Man ſchenke ihnen nur einige Aufmerkſamkeit und wird bald ihre Schlauheit durchſchauen. Alle
die Erde überragenden Gegenſtände, Prellſteine an den Straßen, Pfähle, die ſich leicht überſehen
laſſen, aber auch Zweigſpitzen von Buſchwerk und Bäumen wimmeln zur Zeit der Herbſtfäden von
verſchiedenen Spinnen, welche den ſich herumtreibenden Arten angehören und noch nicht völlig
erwachſen ſind. Hat nun eine das Verlangen, eine Luftfahrt anzutreten, ſo kriecht ſie auf den
höchſten, freien Gipfel ihres Standortes, reckt den Hinterleib hoch empor, ſo daß ſie faſt auf
dem Kopfe zu ſtehen ſcheint und ſchießt einen Faden, bisweilen auch mehrere aus ihren Spinn-
warzen, läßt mit den Beinen los und beginnt an jenem ihre Luftreiſe. White erzählt, wie er im
Vorſaale geleſen habe, ſei eine Spinne auf ſeinem Buche erſchienen, bis an das Ende eines
Blattes gekrochen und habe einen Faden ausgeſchoſſen, auf welchem ſie davonflog. Sorglos und
behaglich ſtreckt ſie alle Beine von ſich und überläßt es dem Geſchick, wohin ſie geführt werden
ſoll. Langſam gleitet der Faden dahin, geführt von einer leiſen Luftſtrömung, die ſtets vorhanden
iſt, wenn wir ſie auch nicht fühlen, überdies mag noch der negativ elektriſche Faden von der
poſitiven Elektricität in der Luft angezogen werden. Vielleicht geht die Reiſe nicht weit, indem
der Faden irgendwo hängen bleibt und die Geſtrandete nöthigt, wieder feſten Fuß zu faſſen. Bis-
weilen führt die Fahrt aber auch weiter. Darvin ſah 60 Seemeilen vom Lande entfernt, auf
dem Schiffe Tauſende von kleinen röthlichen Spinnen in dieſer Weiſe ankommen und Liſter
beobachtete ihre Flüge wiederholt hoch über ſich von der höchſten Stelle des York-Münſters.

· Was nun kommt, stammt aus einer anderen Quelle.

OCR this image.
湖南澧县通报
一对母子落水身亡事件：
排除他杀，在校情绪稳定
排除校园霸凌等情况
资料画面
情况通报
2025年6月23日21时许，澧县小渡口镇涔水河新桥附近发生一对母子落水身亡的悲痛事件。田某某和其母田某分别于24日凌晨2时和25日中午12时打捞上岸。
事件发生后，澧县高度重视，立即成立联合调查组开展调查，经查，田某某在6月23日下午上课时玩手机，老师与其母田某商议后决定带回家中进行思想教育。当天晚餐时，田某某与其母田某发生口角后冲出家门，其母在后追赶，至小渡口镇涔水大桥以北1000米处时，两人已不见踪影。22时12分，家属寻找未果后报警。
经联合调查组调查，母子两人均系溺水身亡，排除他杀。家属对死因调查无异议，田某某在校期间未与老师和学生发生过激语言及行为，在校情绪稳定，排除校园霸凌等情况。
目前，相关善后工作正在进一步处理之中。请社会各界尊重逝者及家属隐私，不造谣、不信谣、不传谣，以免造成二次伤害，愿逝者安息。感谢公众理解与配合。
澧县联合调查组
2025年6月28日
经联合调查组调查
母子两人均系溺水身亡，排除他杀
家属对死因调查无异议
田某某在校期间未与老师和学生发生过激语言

Um jedoch nicht zu ewiger Luftreiſe verdammt zu ſein, hat die Spinne ein ſehr einfaches Mittel
zur Erde herabzukommen, ſie braucht nämlich nur an ihrem Faden hinaufzuklettern und ihn dabei
mit den Beinen zu einem weißen Flöckchen aufzuwickeln, ſo kommt er allmälig, gleich dem Fall-
ſchirme eines Luftſchiffers auf die Erde zurück. Die Flocken fallen bisweilen in überraſchenden
Mengen aus der Luft herab und in ſehr vielen Fällen wird man eine Spinne darin auffinden.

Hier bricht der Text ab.